Commissaries, on the other hand, are a very good deal if one buys a selection of groceries versus just searching for bargains. A Crest, for example, might undercut the commissary on some items, but they have much higher markups on other items. If one bought a typical week’s worth of groceries, one would save at the commissary.
I also agree with the article that the commissary increases AAFES sales. If people weren’t driving to the base for the commissary (savings), they almost certainly wouldn’t drive there to shop at AAFES.
I’m talking state side, not overseas. Overseas is an entirely different matter of course. The commissaries are much, much more important overseas. In some cases, military members may not have much of an alternative. They will be forced to pay the higher prices.
Another issue: if fewer people shop at the commissaries or stateside commissaries are eliminated, what effect will that have on prices? Will commissaries have to pay more since they are buying less from the manufacturers? Will they lose economies of scale that come from being such a big buyer? It seems likely, and that would further drive up prices for the military.
Except for a small amount of base housing, most of the people who live on base are single E4 and below. They live in barracks without kitchens and eat in the galley.
Service members with families, by and large, live off base, and probably closer to a Walmart than a commissary.
This is true.
They should cut welfare instead and leave the military alone.
Im talking state side, not overseas.... What I hated about commissaries was the officers (wives) would fil three to four carts up with meat (in ‘72 to ‘74) and when the enlisted men got to get inside.....there was only chicken wings, gizzards and that was about it, left. Went to Kroger.

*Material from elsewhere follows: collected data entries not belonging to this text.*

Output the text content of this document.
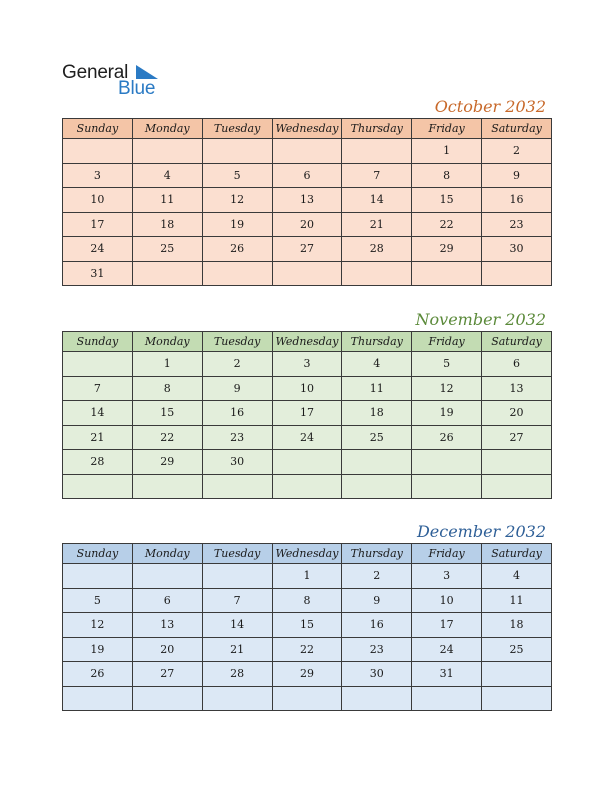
General
Blue
October 2032
Sunday	Monday	Tuesday	Wednesday	Thursday	Friday	Saturday
					1	2
3	4	5	6	7	8	9
10	11	12	13	14	15	16
17	18	19	20	21	22	23
24	25	26	27	28	29	30
31						
November 2032
Sunday	Monday	Tuesday	Wednesday	Thursday	Friday	Saturday
	1	2	3	4	5	6
7	8	9	10	11	12	13
14	15	16	17	18	19	20
21	22	23	24	25	26	27
28	29	30				

December 2032
Sunday	Monday	Tuesday	Wednesday	Thursday	Friday	Saturday
			1	2	3	4
5	6	7	8	9	10	11
12	13	14	15	16	17	18
19	20	21	22	23	24	25
26	27	28	29	30	31	
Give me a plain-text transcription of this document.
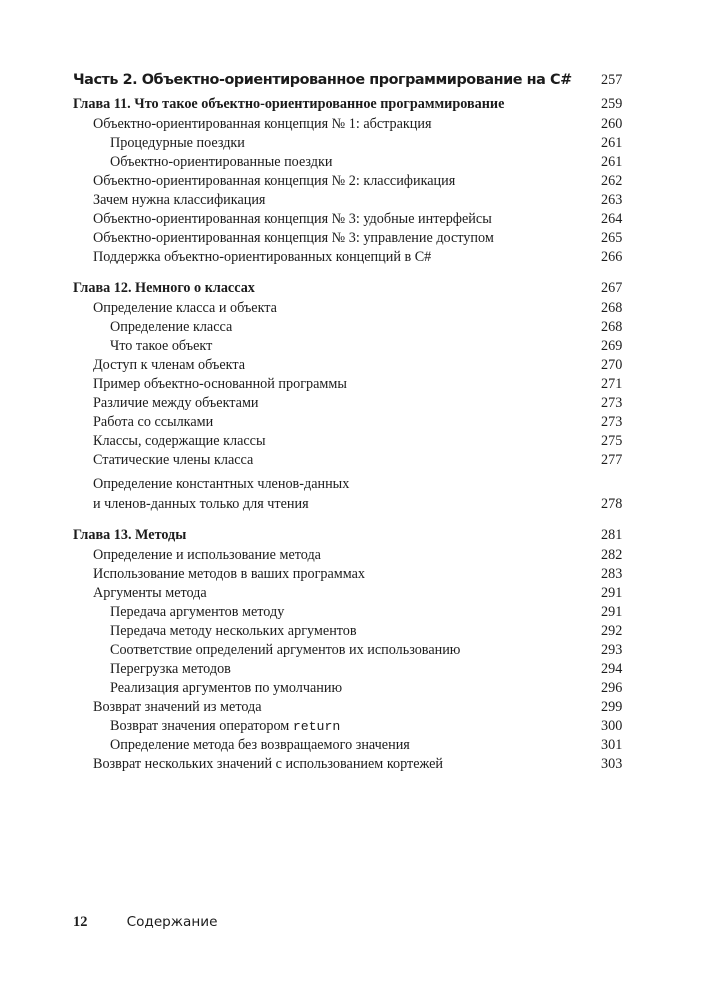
Часть 2. Объектно-ориентированное программирование на C#	257
Глава 11. Что такое объектно-ориентированное программирование	259
Объектно-ориентированная концепция № 1: абстракция	260
Процедурные поездки	261
Объектно-ориентированные поездки	261
Объектно-ориентированная концепция № 2: классификация	262
Зачем нужна классификация	263
Объектно-ориентированная концепция № 3: удобные интерфейсы	264
Объектно-ориентированная концепция № 3: управление доступом	265
Поддержка объектно-ориентированных концепций в C#	266
Глава 12. Немного о классах	267
Определение класса и объекта	268
Определение класса	268
Что такое объект	269
Доступ к членам объекта	270
Пример объектно-основанной программы	271
Различие между объектами	273
Работа со ссылками	273
Классы, содержащие классы	275
Статические члены класса	277
Определение константных членов-данных
и членов-данных только для чтения	278
Глава 13. Методы	281
Определение и использование метода	282
Использование методов в ваших программах	283
Аргументы метода	291
Передача аргументов методу	291
Передача методу нескольких аргументов	292
Соответствие определений аргументов их использованию	293
Перегрузка методов	294
Реализация аргументов по умолчанию	296
Возврат значений из метода	299
Возврат значения оператором return	300
Определение метода без возвращаемого значения	301
Возврат нескольких значений с использованием кортежей	303
12	Содержание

I respectfully disagree...there are many items that are much cheaper and as one example...the ammo in AAFES was at times 1/3 to even 1/2 the cost of the retailers in town...wasn’t subject to the price runups and gouging that was going on.
It all depends on what you’re looking for and the price match policy helps to keep prices in line with downtown...there are many deals to be had.
And what about the impact to those who serve on isolated stateside bases? The nearest grocery store to Edwards AFB is an Albertson’s about 20 miles away and I’ve done the comparisons...those unionized stores rape their customers...just one example...A 2 cup bag of Kraft shredded cheese at Albertson’s is $4+, at the Commissary, is less than $2. If Albertson’s isn’t good enough then tack on another 15 miles to the nearest WM...this is one way mind you and gas prices are over $4 per gallon...
Don’t anyone sit here and try to tell me that the impact on stateside folks is negligible to zero...not every base has a WM right outside the main gate...the EAFB commissary and BX are busy quite a bit.
I would dare to say that those bases that are in close proximity to civilian stores are doing a pretty good job of helping to keep prices down outside the gate as a simple matter of competition...had one poster on another thread claim that those stores were “better” because they offered tons of coupons...what they refused to address is the reason for those coupons...to increase foot traffic by military folks.
What does anyone think is going to happen to prices locally once the commissary is closed? The competition is gone...so then what? Same thing happens whenever the military get a raise, what happens to prices across the board? They go up, negating or eliminating the benefit of the raise.
The Air Force dorms at Edwards have kitchens...and those who can, choose to live on Edwards vs. facing at a minimum 40 mile RT commute everyday with gas at $4+ per gallon...
The nearest WM to Edwards is about 35 miles (1 way) away...
The grocery chains have been trying to kill the commissaries for years. The grocery stores right outside the post were 15% cheaper than the same chain’s store 30 miles away in a big city. If they kill the commissaries, the price of groceries at the stores near the bases and posts will go up 25% the next day.